细菌周质分子伴侣LolA研究进展

doi:10.13560/j.cnki.biotech.bull.1985.2020-1247

摘要/Abstract

摘要：

细菌脂蛋白是一种脂质修饰的膜蛋白,参与细胞膜合成等多种重要生理过程。脂蛋白形成过程依赖于Lol转运系统,该蛋白最先在细胞质中以前体的形式合成,然后在细胞膜上被加工为成熟脂蛋白,锚定于细菌外膜周质侧。Lol系统由LolA-E五种蛋白组成,其中脂蛋白在周质空间中依赖伴侣蛋白 LolA进行转运,LolA将脂蛋白以“mouth to mouth”的方式从LolCDE转运至LolB,进而完成脂蛋白定位。重点对周质分子伴侣LolA结构、参与的转运体系及其生物学功能进行综述,旨在通过对脂蛋白转运分子机制的理解为感染性疾病的治疗提供更多的药物靶点。

关键词: 脂蛋白, Lol转运系统, 周质分子伴侣LolA, 生物学功能

Abstract:

Bacterial lipoprotein is a lipid-modified membrane protein,which participates in many important physiological processes such as cell membrane synthesis. The formation of lipoproteins depends on the Lol transport system. The protein is first synthesized in the form of precursors in the cytoplasm,and then processed into mature lipoproteins on the cell membrane and anchored to the perimembranous sides of bacteria. Lol system is composed of 5 proteins LolA-E,among which the lipoprotein is transported by the chaperone LolA in the periplasmic space.
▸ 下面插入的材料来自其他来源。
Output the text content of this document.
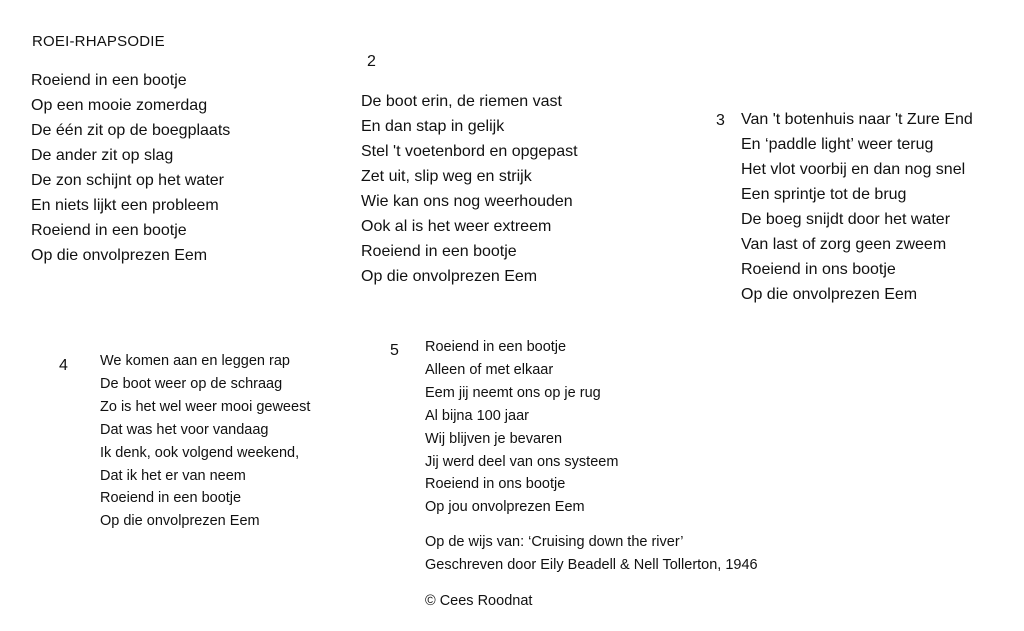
ROEI-RHAPSODIE
Roeiend in een bootje
Op een mooie zomerdag
De één zit op de boegplaats
De ander zit op slag
De zon schijnt op het water
En niets lijkt een probleem
Roeiend in een bootje
Op die onvolprezen Eem
2
De boot erin, de riemen vast
En dan stap in gelijk
Stel 't voetenbord en opgepast
Zet uit, slip weg en strijk
Wie kan ons nog weerhouden
Ook al is het weer extreem
Roeiend in een bootje
Op die onvolprezen Eem
3 Van 't botenhuis naar 't Zure End
En ‘paddle light’ weer terug
Het vlot voorbij en dan nog snel
Een sprintje tot de brug
De boeg snijdt door het water
Van last of zorg geen zweem
Roeiend in ons bootje
Op die onvolprezen Eem
4 We komen aan en leggen rap
De boot weer op de schraag
Zo is het wel weer mooi geweest
Dat was het voor vandaag
Ik denk, ook volgend weekend,
Dat ik het er van neem
Roeiend in een bootje
Op die onvolprezen Eem
5 Roeiend in een bootje
Alleen of met elkaar
Eem jij neemt ons op je rug
Al bijna 100 jaar
Wij blijven je bevaren
Jij werd deel van ons systeem
Roeiend in ons bootje
Op jou onvolprezen Eem
Op de wijs van: ‘Cruising down the river’
Geschreven door Eily Beadell & Nell Tollerton, 1946
© Cees Roodnat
LolA transports the lipoprotein from LolCDE to LolB in the way of “mouth to mouth”,thereby completing the localization of lipoprotein. This review focuses on the structure,involved transport system and biological functions of periplasmic molecular chaperone LolA,aiming to provide more drug targets for the treatment of infectious diseases by understanding the molecular mechanism of lipoprotein transport.

Key words: bacterial lipoproteins, Lol transport system, periplasmic chaperone LolA, biological function

贺小丽, 郭磊周, 韩佳慧, 唐殷, 袁媛, 代其林, 平淑珍, 江世杰. 细菌周质分子伴侣LolA研究进展[J]. 生物技术通报, 2021, 37(8): 275-283.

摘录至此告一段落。